Job Corps Facing Budget Cuts

The Republican-controlled House of Representatives in Washington, D.C. recently passed legislation that seeks to cut the federal budget by more than 60 billion dollars. Close to one billion would come out of the funding for the Job Corps program.

"I was very disappointed to hear about that," said Samantha Blackman, a student at the Brooklyn Job Corps Academy.

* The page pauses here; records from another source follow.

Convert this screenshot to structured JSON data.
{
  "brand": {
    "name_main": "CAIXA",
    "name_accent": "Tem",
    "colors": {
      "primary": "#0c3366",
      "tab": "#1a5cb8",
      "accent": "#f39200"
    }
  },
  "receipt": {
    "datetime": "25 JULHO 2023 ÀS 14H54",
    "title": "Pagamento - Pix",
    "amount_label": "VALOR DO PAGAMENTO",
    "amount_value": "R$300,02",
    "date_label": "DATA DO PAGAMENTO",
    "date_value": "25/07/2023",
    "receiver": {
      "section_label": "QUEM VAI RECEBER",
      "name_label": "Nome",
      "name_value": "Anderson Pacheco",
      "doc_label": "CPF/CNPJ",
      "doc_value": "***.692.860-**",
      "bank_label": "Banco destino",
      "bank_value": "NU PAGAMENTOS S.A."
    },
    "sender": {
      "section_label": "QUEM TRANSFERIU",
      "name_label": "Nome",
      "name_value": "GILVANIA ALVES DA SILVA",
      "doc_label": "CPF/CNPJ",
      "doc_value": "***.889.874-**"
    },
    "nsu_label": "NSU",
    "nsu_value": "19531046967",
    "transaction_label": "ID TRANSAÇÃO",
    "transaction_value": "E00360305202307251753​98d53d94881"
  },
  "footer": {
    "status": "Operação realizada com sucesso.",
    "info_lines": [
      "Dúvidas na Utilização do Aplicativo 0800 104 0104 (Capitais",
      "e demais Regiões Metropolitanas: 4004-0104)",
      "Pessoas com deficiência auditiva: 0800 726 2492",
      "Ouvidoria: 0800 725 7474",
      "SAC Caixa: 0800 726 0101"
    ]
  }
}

For 45 years high school dropouts across the country have had the Job Corps to turn to for a second chance at a better life.

The Job Corps provides vocational training for careers in fields such as healthcare, security and computer technology.

60-thousands students a year come through the program.

The budget cut now threatens to close 85 of 124 Job Corps centers.

"I don't know where I would be right now without the Job Corps," said Philip Reid, a recent graduate of the center in Brooklyn , who is now working as an Emergency Medical Technician.

"Job Corps doesn't pay very much.  Those of us who work here do it because of the young people who need our help," said Olinda Marin, director of the Brooklyn center.

In an effort to keep that help coming, Democrats in the House are pushing to restore the funding to the budget.

"Just cutting the budget is wild rhetoric without looking at what you should cut or not cut, and the Job Corps should not be cut," said U.S. Representative Edolphus Towns of Brooklyn.